I wrote initially that I thought that my code was safer. But, reading your code that seems very logical and simple (even if requiring python >= 3.11), I am not sure. Maybe they are equivalent technically.
That would be two versions available for this patch:
- Your version which is much more simple (kudos for this) but requires python >= 3.11
- Mine which is universal (as long as asyncio is available) but takes more code to do the same, as it needs to go down into the asyncio Future machinery - yet despite the appearance it is not exotic (this code is like
asyncio.gather, just simpified)
It assumes that, if the current task is cancelled, then it is due to the same exception we are just processing in the
exceptbranch, as it re-raises it.
I suggest reading the linked article. The current task is cancelling because it is being asked to cancel (i.e. cancelled from outside the task). In this situation, the cancellation should be propagated. If the inner task has been cancelled and we are receiving the exception as it bubbles up, then the current task is not cancelling(). There are no assumptions in that logic.

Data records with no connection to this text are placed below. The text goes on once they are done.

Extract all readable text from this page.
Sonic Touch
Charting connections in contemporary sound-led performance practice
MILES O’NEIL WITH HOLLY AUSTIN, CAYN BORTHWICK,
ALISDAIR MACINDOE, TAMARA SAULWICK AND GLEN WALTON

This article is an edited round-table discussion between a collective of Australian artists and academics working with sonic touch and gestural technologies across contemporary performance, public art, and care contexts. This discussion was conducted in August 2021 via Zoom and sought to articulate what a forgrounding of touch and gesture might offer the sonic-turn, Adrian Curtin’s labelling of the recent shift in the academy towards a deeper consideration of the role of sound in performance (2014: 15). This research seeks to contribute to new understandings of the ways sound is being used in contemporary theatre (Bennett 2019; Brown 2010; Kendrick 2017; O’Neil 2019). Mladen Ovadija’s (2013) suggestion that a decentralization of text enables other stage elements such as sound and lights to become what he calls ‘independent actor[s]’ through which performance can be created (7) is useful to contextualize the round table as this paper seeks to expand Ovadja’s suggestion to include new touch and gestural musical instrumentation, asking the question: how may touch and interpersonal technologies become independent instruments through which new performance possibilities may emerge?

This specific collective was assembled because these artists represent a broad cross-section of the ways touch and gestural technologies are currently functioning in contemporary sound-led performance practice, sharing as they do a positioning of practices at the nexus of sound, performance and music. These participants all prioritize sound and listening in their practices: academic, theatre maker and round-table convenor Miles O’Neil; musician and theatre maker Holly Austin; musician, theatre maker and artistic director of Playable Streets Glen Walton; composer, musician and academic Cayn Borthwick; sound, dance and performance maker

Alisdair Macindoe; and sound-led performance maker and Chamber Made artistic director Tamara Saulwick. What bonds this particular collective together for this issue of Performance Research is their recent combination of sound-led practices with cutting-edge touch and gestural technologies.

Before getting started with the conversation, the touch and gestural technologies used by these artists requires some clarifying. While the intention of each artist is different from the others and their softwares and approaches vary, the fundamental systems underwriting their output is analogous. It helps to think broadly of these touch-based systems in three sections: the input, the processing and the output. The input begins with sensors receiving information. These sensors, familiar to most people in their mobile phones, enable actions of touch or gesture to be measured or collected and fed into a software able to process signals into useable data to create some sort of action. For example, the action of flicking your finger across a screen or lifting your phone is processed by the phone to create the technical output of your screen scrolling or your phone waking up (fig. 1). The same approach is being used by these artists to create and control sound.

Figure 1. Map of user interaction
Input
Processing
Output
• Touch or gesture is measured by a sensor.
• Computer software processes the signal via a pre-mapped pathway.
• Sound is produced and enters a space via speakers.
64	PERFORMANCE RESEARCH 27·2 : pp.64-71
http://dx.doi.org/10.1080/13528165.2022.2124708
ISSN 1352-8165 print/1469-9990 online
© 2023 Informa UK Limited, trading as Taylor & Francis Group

To avoid maintaining rather verbose, complex code, I'd personally prefer to just fix this on 3.11+. I think you're the first user to actually report this, so I'm not too worried about the behaviour existing in the oldest versions of Python for a little while longer, there are similar issues in asyncio itself in those versions regardless.
I agree. Your code is much (much) more maintainable and forward-looking.